Michael Zasloff, MD, PhD, Enterin's cofounder and chief scientist officer, added, "Aging itself compounds the ongoing damage caused by the accumulation of alpha-synuclein. Our preclinical studies suggest that the persistence of benefit observed with ENT-01 are a consequence of the reversal of certain aspects of the aging process."   

Following a 2-week baseline period, participants were stratified to start at high dose or low dose depending on baseline constipation severity and randomized to receive the synthetic squalamine or placebo. Dosing was escalated every 2-3 days and fixed for the remainder of the 25-day treatment period. All participants were then placed on placebo for 2 weeks, followed by a 4-week wash-out. 

There were no safety or tolerability concerns (n=150) with no deaths or drug-related serious adverse events. Adverse events, nausea and diarrhea, were largely confined to the GI tract and self-limiting.  
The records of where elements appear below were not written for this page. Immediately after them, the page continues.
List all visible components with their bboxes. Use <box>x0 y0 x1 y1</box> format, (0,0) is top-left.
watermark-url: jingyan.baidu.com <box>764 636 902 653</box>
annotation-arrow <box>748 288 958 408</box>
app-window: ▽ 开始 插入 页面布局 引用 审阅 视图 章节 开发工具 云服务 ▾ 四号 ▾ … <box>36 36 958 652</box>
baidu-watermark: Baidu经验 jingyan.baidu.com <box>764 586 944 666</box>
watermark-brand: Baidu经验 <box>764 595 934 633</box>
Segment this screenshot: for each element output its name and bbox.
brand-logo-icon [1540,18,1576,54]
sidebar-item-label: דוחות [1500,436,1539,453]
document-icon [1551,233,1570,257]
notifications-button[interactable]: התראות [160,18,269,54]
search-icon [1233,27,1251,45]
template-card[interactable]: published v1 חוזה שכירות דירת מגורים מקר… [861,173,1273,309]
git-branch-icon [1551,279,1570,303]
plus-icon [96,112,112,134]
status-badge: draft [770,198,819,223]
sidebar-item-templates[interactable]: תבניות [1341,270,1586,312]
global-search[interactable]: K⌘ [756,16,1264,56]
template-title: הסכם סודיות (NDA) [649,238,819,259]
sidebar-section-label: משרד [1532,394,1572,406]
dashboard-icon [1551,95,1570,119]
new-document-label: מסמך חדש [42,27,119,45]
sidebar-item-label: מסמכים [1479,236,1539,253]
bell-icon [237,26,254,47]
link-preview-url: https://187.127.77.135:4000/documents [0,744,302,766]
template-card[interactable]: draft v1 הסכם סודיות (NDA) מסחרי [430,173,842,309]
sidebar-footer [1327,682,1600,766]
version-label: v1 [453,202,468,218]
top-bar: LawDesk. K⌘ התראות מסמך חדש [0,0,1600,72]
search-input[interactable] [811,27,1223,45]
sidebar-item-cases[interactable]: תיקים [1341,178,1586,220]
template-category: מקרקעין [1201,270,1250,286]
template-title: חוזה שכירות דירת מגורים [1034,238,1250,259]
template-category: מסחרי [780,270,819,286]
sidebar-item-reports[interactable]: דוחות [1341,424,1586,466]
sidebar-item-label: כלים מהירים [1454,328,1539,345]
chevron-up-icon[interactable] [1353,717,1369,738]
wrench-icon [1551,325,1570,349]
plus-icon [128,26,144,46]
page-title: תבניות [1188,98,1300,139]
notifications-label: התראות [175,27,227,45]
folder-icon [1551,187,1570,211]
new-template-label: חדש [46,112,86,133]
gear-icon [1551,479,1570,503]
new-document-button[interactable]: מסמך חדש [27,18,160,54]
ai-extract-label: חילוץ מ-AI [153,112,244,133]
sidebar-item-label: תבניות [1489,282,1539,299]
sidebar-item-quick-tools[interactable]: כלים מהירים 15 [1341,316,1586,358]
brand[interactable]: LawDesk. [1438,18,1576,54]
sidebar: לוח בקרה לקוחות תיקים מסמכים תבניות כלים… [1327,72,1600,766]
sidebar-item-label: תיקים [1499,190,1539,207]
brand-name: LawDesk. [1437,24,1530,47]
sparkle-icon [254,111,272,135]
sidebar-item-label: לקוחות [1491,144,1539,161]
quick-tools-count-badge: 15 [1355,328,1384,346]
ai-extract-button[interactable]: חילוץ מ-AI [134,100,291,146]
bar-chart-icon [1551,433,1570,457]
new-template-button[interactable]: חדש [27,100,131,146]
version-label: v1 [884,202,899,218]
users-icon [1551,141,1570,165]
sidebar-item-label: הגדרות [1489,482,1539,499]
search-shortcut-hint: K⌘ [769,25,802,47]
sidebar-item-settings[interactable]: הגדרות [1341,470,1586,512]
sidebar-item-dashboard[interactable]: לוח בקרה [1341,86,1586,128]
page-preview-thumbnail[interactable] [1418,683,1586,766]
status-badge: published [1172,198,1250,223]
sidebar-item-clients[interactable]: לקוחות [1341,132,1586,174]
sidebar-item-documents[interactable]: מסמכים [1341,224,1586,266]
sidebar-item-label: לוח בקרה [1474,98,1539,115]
The orally administered targets alpha-synuclein (αS) accumulates in nerve cells of the gut (enteric nerves), preventing the nerve cells from functioning properly. The orally administered treatment displaces αS aggregates from nerve cell membranes as well as preventing their formation. Efficacy analyses were performed on all participants who had received at least 7 days of medication (n=136).